Michael hätte sie fast nicht wiedererkannt. Durch die große, runde Brille und die wirr abstehenden Strähnen ihres lockeren Dutts wirkt Violet - seine Mutter - wie ein völlig anderer Mensch.

Er muss ihnen nicht durch das Straßengewirr folgen, um herauszufinden, dass sie mehr Zeit miteinander verbringen, sich ineinander verlieben werden.

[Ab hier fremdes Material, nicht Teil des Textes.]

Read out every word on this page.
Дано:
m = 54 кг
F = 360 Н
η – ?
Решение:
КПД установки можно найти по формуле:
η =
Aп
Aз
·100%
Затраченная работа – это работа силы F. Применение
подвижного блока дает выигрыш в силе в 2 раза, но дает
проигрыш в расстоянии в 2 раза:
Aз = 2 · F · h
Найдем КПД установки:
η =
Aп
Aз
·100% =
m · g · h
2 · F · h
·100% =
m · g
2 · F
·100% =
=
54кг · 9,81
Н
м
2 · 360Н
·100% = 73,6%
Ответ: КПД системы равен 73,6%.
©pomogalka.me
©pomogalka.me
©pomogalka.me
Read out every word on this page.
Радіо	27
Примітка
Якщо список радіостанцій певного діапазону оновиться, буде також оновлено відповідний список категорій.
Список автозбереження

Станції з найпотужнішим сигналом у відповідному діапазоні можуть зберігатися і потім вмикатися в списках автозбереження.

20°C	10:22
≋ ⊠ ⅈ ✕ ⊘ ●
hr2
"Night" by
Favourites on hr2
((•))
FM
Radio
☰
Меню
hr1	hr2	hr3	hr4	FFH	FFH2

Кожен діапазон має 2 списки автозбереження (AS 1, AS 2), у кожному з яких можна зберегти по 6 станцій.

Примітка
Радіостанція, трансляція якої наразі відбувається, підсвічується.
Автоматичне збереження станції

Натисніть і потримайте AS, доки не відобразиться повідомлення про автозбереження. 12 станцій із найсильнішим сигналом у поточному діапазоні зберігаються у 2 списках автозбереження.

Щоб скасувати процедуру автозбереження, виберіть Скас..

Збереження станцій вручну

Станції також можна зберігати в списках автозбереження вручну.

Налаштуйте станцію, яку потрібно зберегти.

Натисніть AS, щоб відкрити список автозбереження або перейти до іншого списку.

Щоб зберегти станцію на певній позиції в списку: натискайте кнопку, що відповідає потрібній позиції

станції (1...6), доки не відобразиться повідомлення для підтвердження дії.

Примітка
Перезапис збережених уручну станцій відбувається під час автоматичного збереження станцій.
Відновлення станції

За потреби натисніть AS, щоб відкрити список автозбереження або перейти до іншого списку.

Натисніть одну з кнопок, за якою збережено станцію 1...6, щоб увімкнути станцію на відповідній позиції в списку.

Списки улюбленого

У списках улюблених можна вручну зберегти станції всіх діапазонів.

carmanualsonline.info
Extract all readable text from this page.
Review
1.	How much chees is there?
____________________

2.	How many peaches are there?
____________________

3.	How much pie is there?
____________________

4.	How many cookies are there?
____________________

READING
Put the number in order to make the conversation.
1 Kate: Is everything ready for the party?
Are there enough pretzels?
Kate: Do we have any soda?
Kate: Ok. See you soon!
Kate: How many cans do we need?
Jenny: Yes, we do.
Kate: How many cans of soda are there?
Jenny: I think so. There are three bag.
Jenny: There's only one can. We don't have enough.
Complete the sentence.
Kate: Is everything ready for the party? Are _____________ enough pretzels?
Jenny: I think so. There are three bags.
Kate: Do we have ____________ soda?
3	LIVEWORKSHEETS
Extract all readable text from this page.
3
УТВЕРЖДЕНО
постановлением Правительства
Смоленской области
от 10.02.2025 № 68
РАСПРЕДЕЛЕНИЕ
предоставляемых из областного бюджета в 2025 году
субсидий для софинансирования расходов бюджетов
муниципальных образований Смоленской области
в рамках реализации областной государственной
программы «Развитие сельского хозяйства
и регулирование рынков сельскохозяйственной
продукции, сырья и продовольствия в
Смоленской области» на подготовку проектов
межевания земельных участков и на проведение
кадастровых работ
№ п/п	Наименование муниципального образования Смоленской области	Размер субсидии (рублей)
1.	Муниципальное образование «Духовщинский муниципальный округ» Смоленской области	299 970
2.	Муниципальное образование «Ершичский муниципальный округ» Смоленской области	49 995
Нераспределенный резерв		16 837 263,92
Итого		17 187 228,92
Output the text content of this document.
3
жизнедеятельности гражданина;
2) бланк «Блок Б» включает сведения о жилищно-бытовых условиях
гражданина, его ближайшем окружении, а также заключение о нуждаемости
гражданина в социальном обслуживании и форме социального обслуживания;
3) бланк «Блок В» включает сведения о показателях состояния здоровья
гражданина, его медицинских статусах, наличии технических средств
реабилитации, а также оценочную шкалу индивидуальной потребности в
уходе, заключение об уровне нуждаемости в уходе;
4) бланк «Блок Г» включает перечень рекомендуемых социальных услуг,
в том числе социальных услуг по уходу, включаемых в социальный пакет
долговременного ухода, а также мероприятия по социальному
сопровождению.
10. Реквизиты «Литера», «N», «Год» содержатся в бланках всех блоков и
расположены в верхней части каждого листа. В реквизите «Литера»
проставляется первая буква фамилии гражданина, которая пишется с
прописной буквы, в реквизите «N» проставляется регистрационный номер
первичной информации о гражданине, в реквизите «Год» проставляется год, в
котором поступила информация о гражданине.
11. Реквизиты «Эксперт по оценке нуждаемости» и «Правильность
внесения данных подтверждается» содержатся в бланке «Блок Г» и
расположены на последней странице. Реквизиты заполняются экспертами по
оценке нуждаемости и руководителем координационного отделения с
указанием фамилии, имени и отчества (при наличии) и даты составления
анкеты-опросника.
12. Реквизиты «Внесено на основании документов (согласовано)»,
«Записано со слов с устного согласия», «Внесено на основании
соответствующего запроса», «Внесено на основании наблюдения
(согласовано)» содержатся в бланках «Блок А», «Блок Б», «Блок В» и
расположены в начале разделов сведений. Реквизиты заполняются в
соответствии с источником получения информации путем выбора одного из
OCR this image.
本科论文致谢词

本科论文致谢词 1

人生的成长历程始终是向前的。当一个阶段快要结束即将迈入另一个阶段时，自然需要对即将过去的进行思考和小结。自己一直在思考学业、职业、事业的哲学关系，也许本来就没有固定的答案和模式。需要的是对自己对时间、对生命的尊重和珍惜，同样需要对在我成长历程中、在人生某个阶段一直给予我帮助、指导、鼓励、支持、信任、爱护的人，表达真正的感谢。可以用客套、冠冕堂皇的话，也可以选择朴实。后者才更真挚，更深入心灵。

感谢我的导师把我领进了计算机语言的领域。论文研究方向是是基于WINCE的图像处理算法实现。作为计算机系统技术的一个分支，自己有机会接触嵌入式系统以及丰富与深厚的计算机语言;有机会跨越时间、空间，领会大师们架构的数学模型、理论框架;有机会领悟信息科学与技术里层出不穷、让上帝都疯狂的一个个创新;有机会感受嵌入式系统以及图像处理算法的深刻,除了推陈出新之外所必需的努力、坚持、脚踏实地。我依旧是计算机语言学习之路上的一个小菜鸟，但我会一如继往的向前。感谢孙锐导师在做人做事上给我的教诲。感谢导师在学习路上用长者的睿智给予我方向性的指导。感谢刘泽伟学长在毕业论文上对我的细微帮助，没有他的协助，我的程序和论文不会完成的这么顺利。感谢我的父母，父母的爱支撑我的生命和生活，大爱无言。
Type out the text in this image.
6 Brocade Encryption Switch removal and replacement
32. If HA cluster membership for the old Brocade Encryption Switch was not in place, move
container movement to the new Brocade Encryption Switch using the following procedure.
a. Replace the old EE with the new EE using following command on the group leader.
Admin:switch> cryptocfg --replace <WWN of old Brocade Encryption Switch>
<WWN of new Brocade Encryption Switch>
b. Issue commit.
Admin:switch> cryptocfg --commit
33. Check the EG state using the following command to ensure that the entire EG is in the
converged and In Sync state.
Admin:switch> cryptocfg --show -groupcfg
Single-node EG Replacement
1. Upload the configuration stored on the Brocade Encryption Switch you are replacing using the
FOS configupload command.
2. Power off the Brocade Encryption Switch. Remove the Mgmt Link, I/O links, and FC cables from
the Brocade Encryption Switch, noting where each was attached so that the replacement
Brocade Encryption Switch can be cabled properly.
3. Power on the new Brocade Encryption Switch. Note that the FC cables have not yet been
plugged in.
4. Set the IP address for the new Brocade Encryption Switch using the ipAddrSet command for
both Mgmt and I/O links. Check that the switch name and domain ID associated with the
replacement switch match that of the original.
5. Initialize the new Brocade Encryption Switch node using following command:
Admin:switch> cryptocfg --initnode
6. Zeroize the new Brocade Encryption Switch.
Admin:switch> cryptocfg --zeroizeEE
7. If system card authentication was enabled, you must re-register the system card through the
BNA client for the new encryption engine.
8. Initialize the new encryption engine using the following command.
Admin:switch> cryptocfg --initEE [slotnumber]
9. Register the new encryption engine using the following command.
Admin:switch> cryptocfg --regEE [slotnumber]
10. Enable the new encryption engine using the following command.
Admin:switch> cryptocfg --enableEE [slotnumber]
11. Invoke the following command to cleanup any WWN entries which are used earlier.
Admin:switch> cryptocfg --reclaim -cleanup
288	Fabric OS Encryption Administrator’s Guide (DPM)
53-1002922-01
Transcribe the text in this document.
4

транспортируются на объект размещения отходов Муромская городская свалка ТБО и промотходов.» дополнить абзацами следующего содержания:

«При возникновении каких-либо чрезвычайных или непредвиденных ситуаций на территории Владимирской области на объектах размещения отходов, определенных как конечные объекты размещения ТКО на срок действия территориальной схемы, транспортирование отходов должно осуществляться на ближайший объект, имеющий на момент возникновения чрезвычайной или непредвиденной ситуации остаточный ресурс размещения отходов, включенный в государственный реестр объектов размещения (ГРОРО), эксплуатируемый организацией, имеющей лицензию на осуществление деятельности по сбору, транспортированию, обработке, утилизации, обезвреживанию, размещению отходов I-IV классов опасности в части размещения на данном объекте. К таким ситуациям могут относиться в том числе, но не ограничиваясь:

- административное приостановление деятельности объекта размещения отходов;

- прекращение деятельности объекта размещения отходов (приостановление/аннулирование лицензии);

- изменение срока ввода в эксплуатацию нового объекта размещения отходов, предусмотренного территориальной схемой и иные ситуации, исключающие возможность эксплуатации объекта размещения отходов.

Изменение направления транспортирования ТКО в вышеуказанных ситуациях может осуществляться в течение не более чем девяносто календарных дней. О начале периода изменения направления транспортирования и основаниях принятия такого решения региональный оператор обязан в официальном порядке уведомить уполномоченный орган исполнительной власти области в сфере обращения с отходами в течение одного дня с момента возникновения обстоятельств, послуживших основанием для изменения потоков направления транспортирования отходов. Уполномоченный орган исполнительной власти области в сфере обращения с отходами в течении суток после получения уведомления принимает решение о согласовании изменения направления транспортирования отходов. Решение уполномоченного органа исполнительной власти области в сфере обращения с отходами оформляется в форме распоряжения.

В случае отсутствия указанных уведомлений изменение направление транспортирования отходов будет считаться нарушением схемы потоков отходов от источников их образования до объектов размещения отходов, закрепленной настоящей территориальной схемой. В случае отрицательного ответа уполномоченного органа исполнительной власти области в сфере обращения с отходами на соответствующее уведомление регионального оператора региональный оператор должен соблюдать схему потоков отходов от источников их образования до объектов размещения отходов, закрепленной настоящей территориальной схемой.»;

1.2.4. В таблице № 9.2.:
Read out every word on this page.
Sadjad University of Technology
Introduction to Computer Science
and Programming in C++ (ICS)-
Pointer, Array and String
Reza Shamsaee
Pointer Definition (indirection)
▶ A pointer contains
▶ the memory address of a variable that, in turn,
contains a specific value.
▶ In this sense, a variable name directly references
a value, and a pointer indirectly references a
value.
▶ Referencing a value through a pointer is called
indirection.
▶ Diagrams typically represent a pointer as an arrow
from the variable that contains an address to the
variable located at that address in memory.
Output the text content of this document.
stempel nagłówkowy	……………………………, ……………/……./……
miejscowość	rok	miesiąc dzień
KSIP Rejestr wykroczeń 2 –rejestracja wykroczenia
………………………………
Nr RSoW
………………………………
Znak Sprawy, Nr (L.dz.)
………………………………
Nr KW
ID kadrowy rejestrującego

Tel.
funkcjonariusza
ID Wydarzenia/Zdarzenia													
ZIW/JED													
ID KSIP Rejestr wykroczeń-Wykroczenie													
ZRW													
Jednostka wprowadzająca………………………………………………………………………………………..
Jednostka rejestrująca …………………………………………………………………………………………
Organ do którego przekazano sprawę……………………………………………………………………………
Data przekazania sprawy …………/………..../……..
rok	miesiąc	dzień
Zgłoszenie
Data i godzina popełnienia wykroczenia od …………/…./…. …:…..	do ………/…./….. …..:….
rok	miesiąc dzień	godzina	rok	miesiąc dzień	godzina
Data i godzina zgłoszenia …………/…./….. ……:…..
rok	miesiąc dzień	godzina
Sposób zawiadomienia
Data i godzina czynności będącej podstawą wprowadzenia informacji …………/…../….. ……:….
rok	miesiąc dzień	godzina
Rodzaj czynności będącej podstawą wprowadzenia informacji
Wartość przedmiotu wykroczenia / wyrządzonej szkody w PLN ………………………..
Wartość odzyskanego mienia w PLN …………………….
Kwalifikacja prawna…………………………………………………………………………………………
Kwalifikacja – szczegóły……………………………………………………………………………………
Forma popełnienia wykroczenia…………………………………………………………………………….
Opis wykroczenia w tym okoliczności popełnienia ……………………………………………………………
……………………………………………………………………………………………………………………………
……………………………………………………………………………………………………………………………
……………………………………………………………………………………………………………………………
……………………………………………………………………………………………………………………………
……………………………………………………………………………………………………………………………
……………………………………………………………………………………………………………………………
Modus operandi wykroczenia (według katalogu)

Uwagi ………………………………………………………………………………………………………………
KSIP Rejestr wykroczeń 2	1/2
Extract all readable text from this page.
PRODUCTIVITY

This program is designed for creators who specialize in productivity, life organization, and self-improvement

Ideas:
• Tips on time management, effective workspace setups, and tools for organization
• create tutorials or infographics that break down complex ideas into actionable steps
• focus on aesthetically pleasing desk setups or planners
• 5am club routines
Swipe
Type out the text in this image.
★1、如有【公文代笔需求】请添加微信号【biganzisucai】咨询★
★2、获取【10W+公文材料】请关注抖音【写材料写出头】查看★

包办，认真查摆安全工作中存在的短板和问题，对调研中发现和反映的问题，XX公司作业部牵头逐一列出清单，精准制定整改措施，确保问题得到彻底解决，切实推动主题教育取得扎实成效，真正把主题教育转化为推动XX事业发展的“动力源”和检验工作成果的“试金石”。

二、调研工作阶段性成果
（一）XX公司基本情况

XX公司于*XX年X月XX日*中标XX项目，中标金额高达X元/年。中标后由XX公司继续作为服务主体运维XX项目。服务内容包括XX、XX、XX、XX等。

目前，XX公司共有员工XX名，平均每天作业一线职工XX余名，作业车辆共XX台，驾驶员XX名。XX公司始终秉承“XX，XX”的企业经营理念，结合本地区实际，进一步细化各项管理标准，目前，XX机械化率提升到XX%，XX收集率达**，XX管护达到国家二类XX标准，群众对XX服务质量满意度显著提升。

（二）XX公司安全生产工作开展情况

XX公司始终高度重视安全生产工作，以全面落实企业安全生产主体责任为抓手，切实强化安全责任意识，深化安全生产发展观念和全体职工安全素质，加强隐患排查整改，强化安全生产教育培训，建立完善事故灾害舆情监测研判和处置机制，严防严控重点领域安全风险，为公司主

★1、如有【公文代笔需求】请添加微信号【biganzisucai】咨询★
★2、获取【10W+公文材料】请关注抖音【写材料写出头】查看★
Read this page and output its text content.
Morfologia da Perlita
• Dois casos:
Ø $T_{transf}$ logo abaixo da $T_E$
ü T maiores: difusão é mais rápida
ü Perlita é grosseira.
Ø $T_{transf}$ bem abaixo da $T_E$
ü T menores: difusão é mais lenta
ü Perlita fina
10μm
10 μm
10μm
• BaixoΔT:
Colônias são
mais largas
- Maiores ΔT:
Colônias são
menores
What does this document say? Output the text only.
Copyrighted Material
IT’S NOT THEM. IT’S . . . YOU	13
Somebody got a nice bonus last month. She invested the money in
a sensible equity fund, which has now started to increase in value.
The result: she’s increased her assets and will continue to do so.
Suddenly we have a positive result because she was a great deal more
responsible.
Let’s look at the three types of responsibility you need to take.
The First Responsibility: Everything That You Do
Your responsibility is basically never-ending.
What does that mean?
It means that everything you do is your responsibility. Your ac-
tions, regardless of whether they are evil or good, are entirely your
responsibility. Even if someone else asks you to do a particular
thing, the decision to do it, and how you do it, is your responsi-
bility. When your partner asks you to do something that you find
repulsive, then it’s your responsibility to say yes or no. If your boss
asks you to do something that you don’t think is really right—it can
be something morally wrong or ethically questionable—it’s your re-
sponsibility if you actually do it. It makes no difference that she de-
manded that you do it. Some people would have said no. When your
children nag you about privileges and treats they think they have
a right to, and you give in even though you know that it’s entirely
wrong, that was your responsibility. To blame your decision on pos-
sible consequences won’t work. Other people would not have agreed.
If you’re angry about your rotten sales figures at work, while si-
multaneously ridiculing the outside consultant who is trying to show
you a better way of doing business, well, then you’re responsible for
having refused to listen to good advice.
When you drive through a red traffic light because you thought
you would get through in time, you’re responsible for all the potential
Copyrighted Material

Amaury hat die Fremde zugesetzt, und er hat sich genau danach gesehnt – Verbundenheit, Liebe.

„Er hat sich Hals über Kopf in sie verliebt", kommentiert Michael, noch immer ungläubig, dass diese Frau in blassen Jeans und lockerer, gemusterter Bluse seine Mutter ist. Bei dem Anblick ihrer strahlenden, unbedarften Gesichter lächelt er in sich hinein.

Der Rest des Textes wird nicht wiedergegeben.